Defoe left the march and headed to Broadway, where the two-spirit artist was starring in Straight White Men (which closed in September), alongside Armie Hammer (Call Me By Your Name) and legendary transgender icon, Kate Bornstein.
“I’m super excited. It’s unbelievable,” Defoe said of working with Bornstein, the author of memoirs Gender Outlaw and A Queer and Pleasant Danger, who also appeared on Caitlyn Jenner’s reality series, I Am Cait. “She’s just such a rock star, and legend, and it’s great to be [with] queer family, making work.”
Defoe is also a playwright (the musical Clouds Are Pillows for the Moon), poet, interdisciplinary artist, educator, and Grammy Award-winning musician (Come to Me Great Mystery: Native American Healing Songs). He’s traveled around the world to dance, perform, and teach others. Among his many videos online (TyDefoe.com), one features him using traditional Native American dance to “reestablish being transgender.”
“I feel impelled to tell stories about people that are silenced and not heard, that we are still here, we’re among the people,” he explained. Though Defoe lives in New York City, he grew up in Wisconsin where he followed his parents’ traditions set by the Ojibwe Nation and the Oneida Nation.
A few years ago, when explaining why he no longer identifies with the term “transgender,” Defoe told The Fader, “As a kid I was more interested in tending the fire and learning the drum songs, which men do, than cleaning the cedar,” a task performed by women in the tribe. But, “[transgender] kind of implies going from one gender to the next, and I was like, ‘No, I think there’s something else.’”
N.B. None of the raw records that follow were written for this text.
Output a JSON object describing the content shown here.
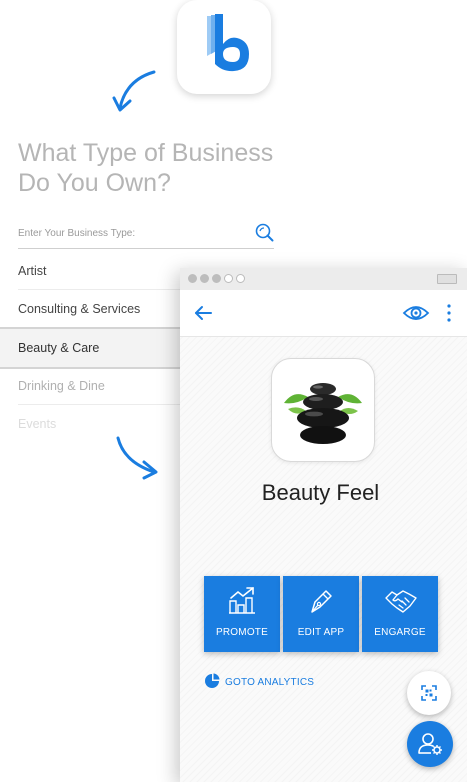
{
  "onboarding": {
    "headline": "What Type of Business Do You Own?",
    "search": {
      "placeholder": "Enter Your Business Type:",
      "value": ""
    },
    "business_types": [
      {
        "label": "Artist"
      },
      {
        "label": "Consulting & Services"
      },
      {
        "label": "Beauty & Care"
      },
      {
        "label": "Drinking & Dine"
      },
      {
        "label": "Events"
      }
    ],
    "selected": "Beauty & Care"
  },
  "preview": {
    "app_name": "Beauty Feel",
    "actions": [
      {
        "label": "PROMOTE",
        "icon": "chart-up-icon"
      },
      {
        "label": "EDIT APP",
        "icon": "pen-nib-icon"
      },
      {
        "label": "ENGARGE",
        "icon": "handshake-icon"
      }
    ],
    "analytics_link": "GOTO ANALYTICS",
    "icons": {
      "back": "arrow-left-icon",
      "preview": "eye-icon",
      "more": "more-vertical-icon",
      "scan": "qr-scan-icon",
      "account": "user-settings-icon"
    }
  },
  "colors": {
    "accent": "#1a7de0",
    "headline": "#b5b5b5",
    "text": "#444444"
  }
}
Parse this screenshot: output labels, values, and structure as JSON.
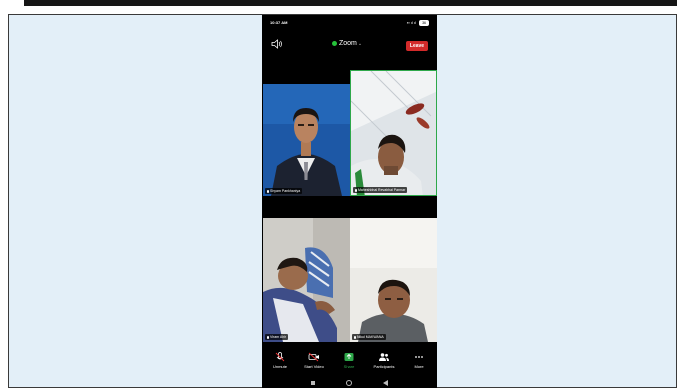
{
  "top_strip": {
    "tag": ""
  },
  "phone": {
    "status_time": "10:37 AM",
    "battery": "36"
  },
  "meeting": {
    "title": "Zoom",
    "leave_label": "Leave"
  },
  "participants": [
    {
      "name": "Shyam Pankhaniya"
    },
    {
      "name": "Maheshbhai Revabhai Parmar"
    },
    {
      "name": "Viram Ahir"
    },
    {
      "name": "Nikul MAKWANA"
    }
  ],
  "toolbar": {
    "unmute": "Unmute",
    "start_video": "Start Video",
    "share": "Share",
    "participants": "Participants",
    "more": "More"
  },
  "icons": {
    "speaker": "speaker-icon",
    "mic_muted": "mic-muted-icon",
    "video_off": "video-off-icon",
    "share": "share-screen-icon",
    "participants": "participants-icon",
    "more": "more-dots-icon"
  },
  "colors": {
    "leave": "#d32a2a",
    "share": "#2ea84a",
    "secure": "#26c23a",
    "cell_background": "#e3eff8"
  }
}
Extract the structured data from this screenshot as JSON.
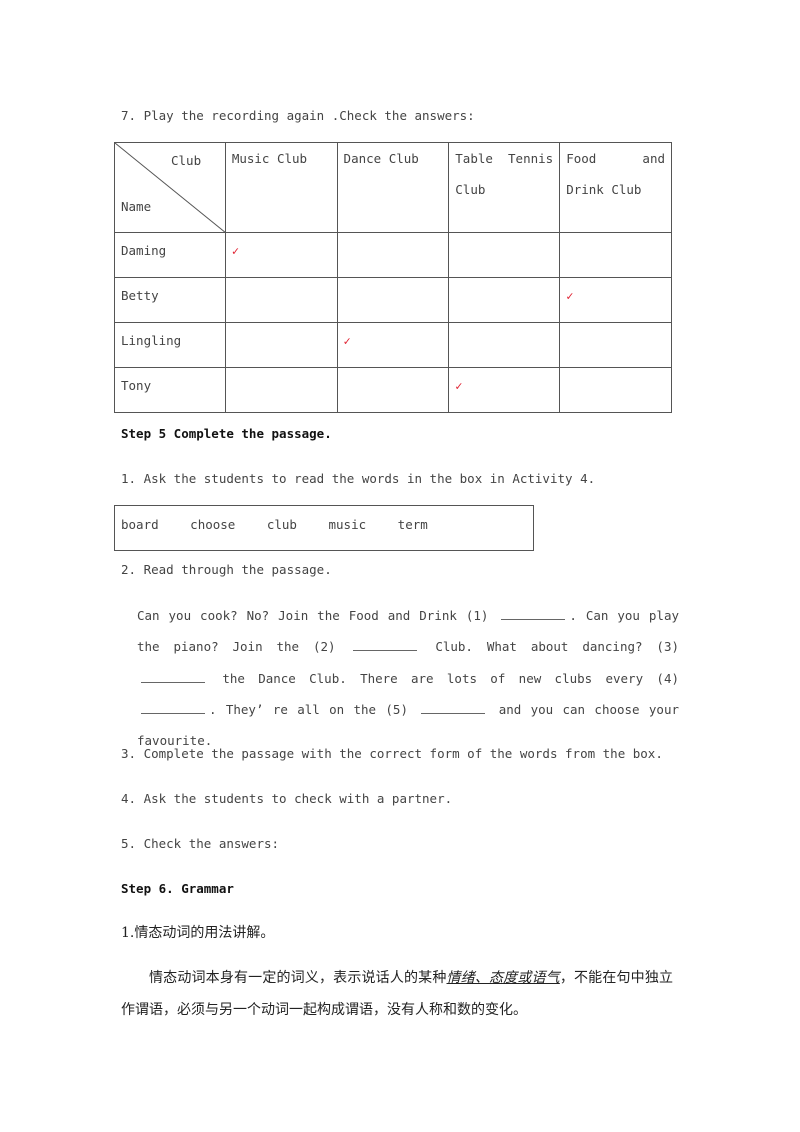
{
  "section7": {
    "title": "7. Play the recording again .Check the answers:"
  },
  "table": {
    "corner_top": "Club",
    "corner_bottom": "Name",
    "columns": [
      {
        "line1": "Music Club",
        "line2": ""
      },
      {
        "line1": "Table",
        "line1b": "Tennis",
        "line2": "Club"
      },
      {
        "line1": "Food",
        "line1b": "and",
        "line2": "Drink Club"
      }
    ],
    "col_dance": "Dance Club",
    "rows": [
      {
        "name": "Daming",
        "checks": [
          "✓",
          "",
          "",
          ""
        ]
      },
      {
        "name": "Betty",
        "checks": [
          "",
          "",
          "",
          "✓"
        ]
      },
      {
        "name": "Lingling",
        "checks": [
          "",
          "✓",
          "",
          ""
        ]
      },
      {
        "name": "Tony",
        "checks": [
          "",
          "",
          "✓",
          ""
        ]
      }
    ],
    "check_color": "#e02030"
  },
  "step5": {
    "title": "Step 5 Complete the passage.",
    "item1": "1. Ask the students to read the words in the box in Activity 4.",
    "words": [
      "board",
      "choose",
      "club",
      "music",
      "term"
    ],
    "item2": "2. Read through the passage.",
    "passage": {
      "p1": "Can you cook? No? Join the Food and Drink (1)",
      "p2": ". Can you play the piano? Join the (2)",
      "p3": "Club. What about dancing? (3)",
      "p4": "the Dance Club. There are lots of new clubs every (4)",
      "p5": ". They’ re all on the (5)",
      "p6": "and you can choose your favourite."
    },
    "item3": "3. Complete the passage with the correct form of the words from the box.",
    "item4": "4. Ask the students to check with a partner.",
    "item5": "5. Check the answers:"
  },
  "step6": {
    "title": "Step 6. Grammar",
    "item1": "1.情态动词的用法讲解。",
    "para_a": "情态动词本身有一定的词义，表示说话人的某种",
    "para_u": "情绪、态度或语气",
    "para_b": "，不能在句中独立作谓语，必须与另一个动词一起构成谓语，没有人称和数的变化。"
  }
}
He found it in the Native American tradition of two-spirits. As he clarified in an essay “A Red Face in the Crowd: Identities of a Native American Two-Spirit Writer,” Defoe wrote: “I chose the name Ty. Sky above is my Ojibwe name. Eagle is my clan. I am two-spirit (FTM/ Trans*gender male).”
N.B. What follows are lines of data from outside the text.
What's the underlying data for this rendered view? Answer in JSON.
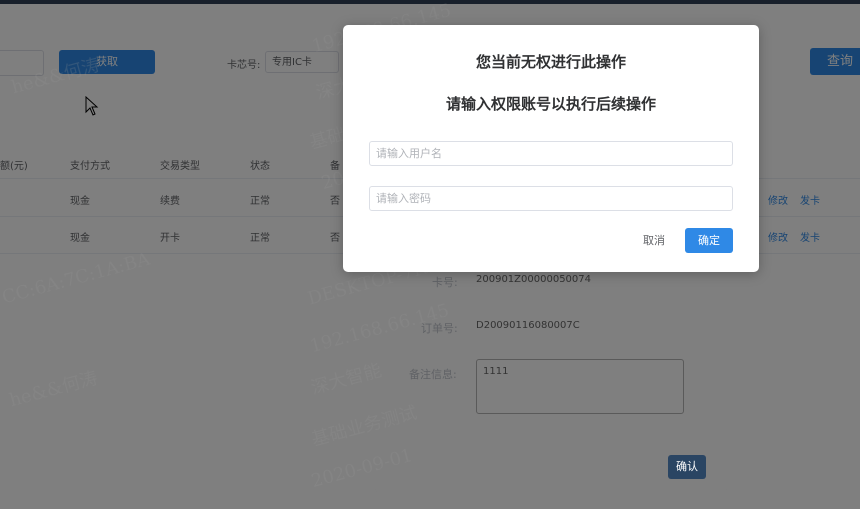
{
  "search": {
    "fetch_button": "获取",
    "chip_label": "卡芯号:",
    "chip_select_value": "专用IC卡",
    "query_button": "查询"
  },
  "table": {
    "headers": [
      "额(元)",
      "支付方式",
      "交易类型",
      "状态",
      "备"
    ],
    "rows": [
      {
        "payment": "现金",
        "type": "续费",
        "status": "正常",
        "flag": "否",
        "edit": "修改",
        "issue": "发卡"
      },
      {
        "payment": "现金",
        "type": "开卡",
        "status": "正常",
        "flag": "否",
        "edit": "修改",
        "issue": "发卡"
      }
    ]
  },
  "panel": {
    "card_label": "卡号:",
    "card_value": "200901Z00000050074",
    "order_label": "订单号:",
    "order_value": "D20090116080007C",
    "remark_label": "备注信息:",
    "remark_value": "1111",
    "confirm_button": "确认"
  },
  "dialog": {
    "title": "您当前无权进行此操作",
    "subtitle": "请输入权限账号以执行后续操作",
    "username_placeholder": "请输入用户名",
    "password_placeholder": "请输入密码",
    "cancel_button": "取消",
    "ok_button": "确定"
  },
  "watermark": {
    "ip": "192.168.66.145",
    "user": "he&&何涛",
    "company": "深大智能",
    "dept": "基础业务测试",
    "date": "2020-09-01",
    "host": "DESKTOP-7R1VH30",
    "mac": "CC:6A:7C:1A:BA"
  },
  "colors": {
    "primary": "#2f89e6",
    "mask": "rgba(0,0,0,0.5)"
  }
}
“Two-spirit is a cultural role and responsibility,” Defoe later explained to The Advocate. “It’s something that has been in this country and Turtle Island and around the world for indigenous peoples since before colonization. So, it’s a way of talking about decolonizing things. There’s a whole group of people across the country that specifically have a role and responsibility in this circle, this Great Hoop of Life. We’re all connected.”
Connecting with the two million spectators lining the streets of Manhattan for Pride, Defoe said, “was amazing…. [It was] unbelievable to see all those beautiful faces and people — you could just see the love from everyone. It was so exciting.”
He continued, “I’m lucky to be here. I felt like it was important to represent the two-spirit community and the LGBTQ-plus [community], and it was just really great to see so many friends and people yell and scream at those of us on the float.”
Being recognized in public “always surprises me,” he added. “I’ll never get used to it.” After Pride and Broadway, he just may have to.